Plankton mixing and blooming
In this example, we simulate the mixing of phytoplankton by convection that decreases in time and eventually shuts off, thereby precipitating a phytoplankton bloom. A similar scenario was simulated by Taylor and Ferrari (2011), providing evidence that the "critical turbulence hypothesis" explains the explosive bloom of oceanic phytoplankton observed in spring.
The phytoplankton in our model are advected, diffuse, grow, and die according to
\[∂_t P + \bm{u ⋅ ∇} P - κ ∇²P = (μ₀ \exp(z / λ) - m) \, P \, ,\]
where $\bm{u}$ is the turbulent velocity field, $κ$ is an isotropic diffusivity, $μ₀$ is the phytoplankton growth rate at the surface, $λ$ is the scale over which sunlight attenuates away from the surface, and $m$ is the mortality rate of phytoplankton due to viruses and grazing by zooplankton. We use Oceananigans' Forcing
abstraction to implement the phytoplankton dynamics described by the right side of the phytoplankton equation above.
This example demonstrates
- How to use a user-defined forcing function to simulate the dynamics of phytoplankton growth in sunlight and grazing by zooplankton.

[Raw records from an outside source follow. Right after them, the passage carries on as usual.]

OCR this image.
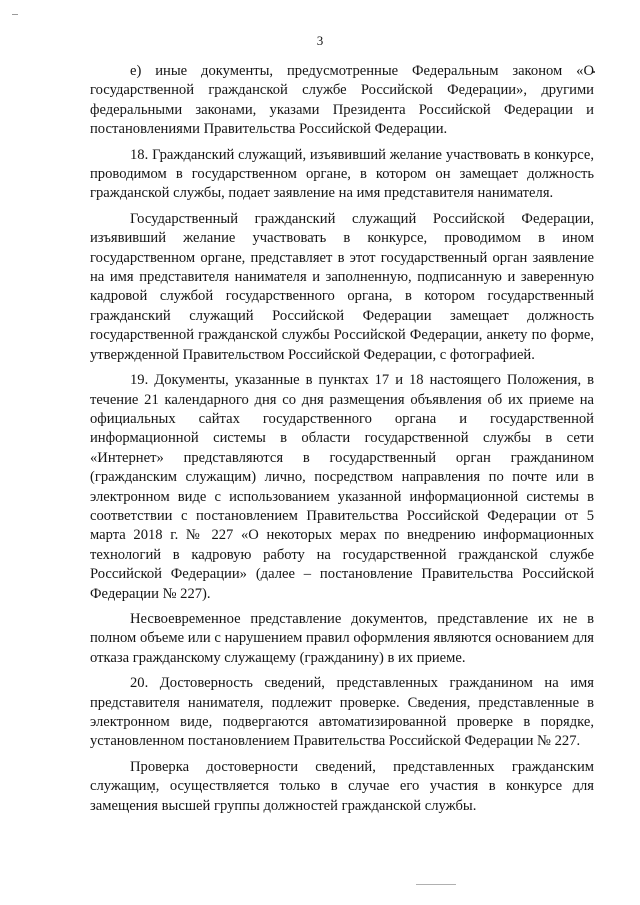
3

е) иные документы, предусмотренные Федеральным законом «О государственной гражданской службе Российской Федерации», другими федеральными законами, указами Президента Российской Федерации и постановлениями Правительства Российской Федерации.

18. Гражданский служащий, изъявивший желание участвовать в конкурсе, проводимом в государственном органе, в котором он замещает должность гражданской службы, подает заявление на имя представителя нанимателя.

Государственный гражданский служащий Российской Федерации, изъявивший желание участвовать в конкурсе, проводимом в ином государственном органе, представляет в этот государственный орган заявление на имя представителя нанимателя и заполненную, подписанную и заверенную кадровой службой государственного органа, в котором государственный гражданский служащий Российской Федерации замещает должность государственной гражданской службы Российской Федерации, анкету по форме, утвержденной Правительством Российской Федерации, с фотографией.

19. Документы, указанные в пунктах 17 и 18 настоящего Положения, в течение 21 календарного дня со дня размещения объявления об их приеме на официальных сайтах государственного органа и государственной информационной системы в области государственной службы в сети «Интернет» представляются в государственный орган гражданином (гражданским служащим) лично, посредством направления по почте или в электронном виде с использованием указанной информационной системы в соответствии с постановлением Правительства Российской Федерации от 5 марта 2018 г. № 227 «О некоторых мерах по внедрению информационных технологий в кадровую работу на государственной гражданской службе Российской Федерации» (далее – постановление Правительства Российской Федерации № 227).

Несвоевременное представление документов, представление их не в полном объеме или с нарушением правил оформления являются основанием для отказа гражданскому служащему (гражданину) в их приеме.

20. Достоверность сведений, представленных гражданином на имя представителя нанимателя, подлежит проверке. Сведения, представленные в электронном виде, подвергаются автоматизированной проверке в порядке, установленном постановлением Правительства Российской Федерации № 227.

Проверка достоверности сведений, представленных гражданским служащим, осуществляется только в случае его участия в конкурсе для замещения высшей группы должностей гражданской службы.
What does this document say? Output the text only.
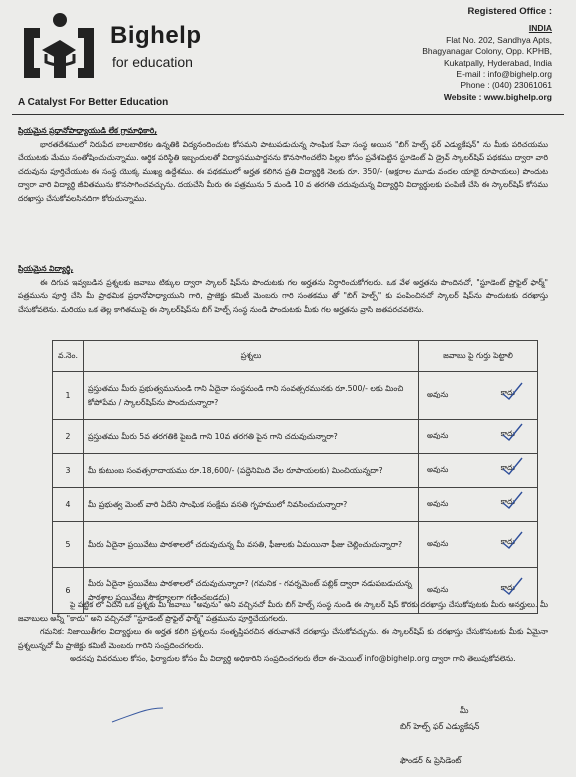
Bighelp
for education
A Catalyst For Better Education
Registered Office :
INDIA
Flat No. 202, Sandhya Apts,
Bhagyanagar Colony, Opp. KPHB,
Kukatpally, Hyderabad, India
E-mail : info@bighelp.org
Phone : (040) 23061061
Website : www.bighelp.org
ప్రియమైన ప్రధానోపాధ్యాయుడి లేక గ్రామాధికారి,
భారతదేశములో నిరుపేద బాలబాలికల ఉన్నతికి విద్యనందించుట కోసమని పాటుపడుచున్న సాంఘిక సేవా సంస్థ అయిన "బిగ్ హెల్ప్ ఫర్ ఎడ్యుకేషన్" ను మీకు పరిచయము చేయుటకు మేము సంతోషించుచున్నాము. ఆర్థిక పరిస్థితి ఇబ్బందులతో విద్యాసముపార్జనను కొనసాగించలేని పిల్లల కోసం ప్రవేశపెట్టిన స్టూడెంట్ ఏ డ్రైవ్ స్కాలర్‌షిప్ పథకము ద్వారా వారి చదువును పూర్తిచేయుట ఈ సంస్థ యొక్క ముఖ్య ఉద్దేశము. ఈ పథకములో అర్హత కలిగిన ప్రతి విద్యార్థికి నెలకు రూ. 350/- (అక్షరాల మూడు వందల యాభై రూపాయలు) పొందుట ద్వారా వారి విద్యార్థి జీవితమును కొనసాగించవచ్చును. దయచేసి మీరు ఈ పత్రమును 5 మండి 10 వ తరగతి చదువుచున్న విద్యార్థిని విద్యార్థులకు పంపిణీ చేసి ఈ స్కాలర్‌షిప్ కోసము దరఖాస్తు చేసుకోవలసినదిగా కోరుచున్నాము.
ప్రియమైన విద్యార్థి,
ఈ దిగువ ఇవ్వబడిన ప్రశ్నలకు జవాబు టిక్కుల ద్వారా స్కాలర్ షిప్‌ను పొందుటకు గల అర్హతను నిర్ధారించుకోగలరు. ఒక వేళ అర్హతను పొందినచో, "స్టూడెంట్ ప్రొఫైల్ ఫార్మ్" పత్రమును పూర్తి చేసి మీ ప్రాథమిక ప్రధానోపాధ్యాయుని గారి, ప్రాజెక్టు కమిటీ మెంబరు గారి సంతకము తో "బిగ్ హెల్ప్" కు పంపించినచో స్కాలర్ షిప్‌ను పొందుటకు దరఖాస్తు చేసుకోవలెను. మరియు ఒక తెల్ల కాగితముపై ఈ స్కాలర్‌షిప్‌ను బిగ్ హెల్ప్ సంస్థ నుండి పొందుటకు మీకు గల అర్హతను వ్రాసి జతపరచవలెను.
వ.నెం.	ప్రశ్నలు	జవాబు పై గుర్తు పెట్టాలి
1	ప్రస్తుతము మీరు ప్రభుత్వమునుండి గాని ఏదైనా సంస్థనుండి గాని సంవత్సరమునకు రూ.500/- లకు మించి కోపోపేమ / స్కాలర్‌షిప్‌ను పొందుచున్నారా?	అవును కాదు

2	ప్రస్తుతము మీరు 5వ తరగతికి పైబడి గాని 10వ తరగతి పైన గాని చదువుచున్నారా?	అవును కాదు

3	మీ కుటుంబ సంవత్సరాదాయము రూ.18,600/- (పద్దెనిమిది వేల రూపాయలకు) మించియున్నదా?	అవును కాదు

4	మీ ప్రభుత్వ మెంట్ వారి ఏదేని సాంఘిక సంక్షేమ వసతి గృహములో నివసించుచున్నారా?	అవును కాదు

5	మీరు ఏదైనా ప్రయివేటు పాఠశాలలో చదువుచున్న మీ వసతి, ఫీజులకు ఏమయినా ఫీజు చెల్లించుచున్నారా?	అవును కాదు

6	మీరు ఏదైనా ప్రయివేటు పాఠశాలలో చదువుచున్నారా? (గమనిక - గవర్నమెంట్ పబ్లిక్ ద్వారా నడుపబడుచున్న పాఠశాల ప్రయివేటు సౌకర్యాలగా గణించబడదు)	అవును కాదు
పై పట్టిక లో ఏదేని ఒక ప్రశ్నకు మీ జవాబు "అవును" అని వచ్చినచో మీరు బిగ్ హెల్ప్ సంస్థ నుండి ఈ స్కాలర్ షిప్ కొరకు దరఖాస్తు చేసుకోవుటకు మీరు అనర్హులు. మీ జవాబులు అన్నీ "కాదు" అని వచ్చినచో "స్టూడెంట్ ప్రొఫైల్ ఫార్మ్" పత్రమును పూర్తిచేయగలరు.
గమనిక: నిజాయితీగల విద్యార్థులు ఈ అర్హత కలిగి ప్రశ్నలను సంతృప్తిపరచిన తరువాతనే దరఖాస్తు చేసుకోవచ్చును. ఈ స్కాలర్‌షిప్ కు దరఖాస్తు చేసుకొనుటకు మీకు ఏమైనా ప్రశ్నలున్నచో మీ ప్రాజెక్టు కమిటీ మెంబరు గారిని సంప్రదించగలరు.
అదనపు వివరముల కోసం, ఫిర్యాదుల కోసం మీ విద్యార్థి అధికారిని సంప్రదించగలరు లేదా ఈ-మెయిల్ info@bighelp.org ద్వారా గాని తెలుపుకోవలెను.
మీ
బిగ్ హెల్ప్ ఫర్ ఎడ్యుకేషన్
ఫౌండర్ & ప్రెసిడెంట్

- How to set time-dependent boundary conditions.
- How to use the
TimeStepWizard
to adapt the simulation time-step. - How to use
AveragedField
to diagnose spatial averages of model fields.
Install dependencies
First let's make sure we have all required packages installed.
using Pkg
pkg"add Oceananigans, Plots, JLD2, Measures"
The grid
We use a two-dimensional grid with 64² points and 1 m grid spacing:
using Oceananigans
grid = RegularRectilinearGrid(size=(64, 1, 64), extent=(64, 1, 64))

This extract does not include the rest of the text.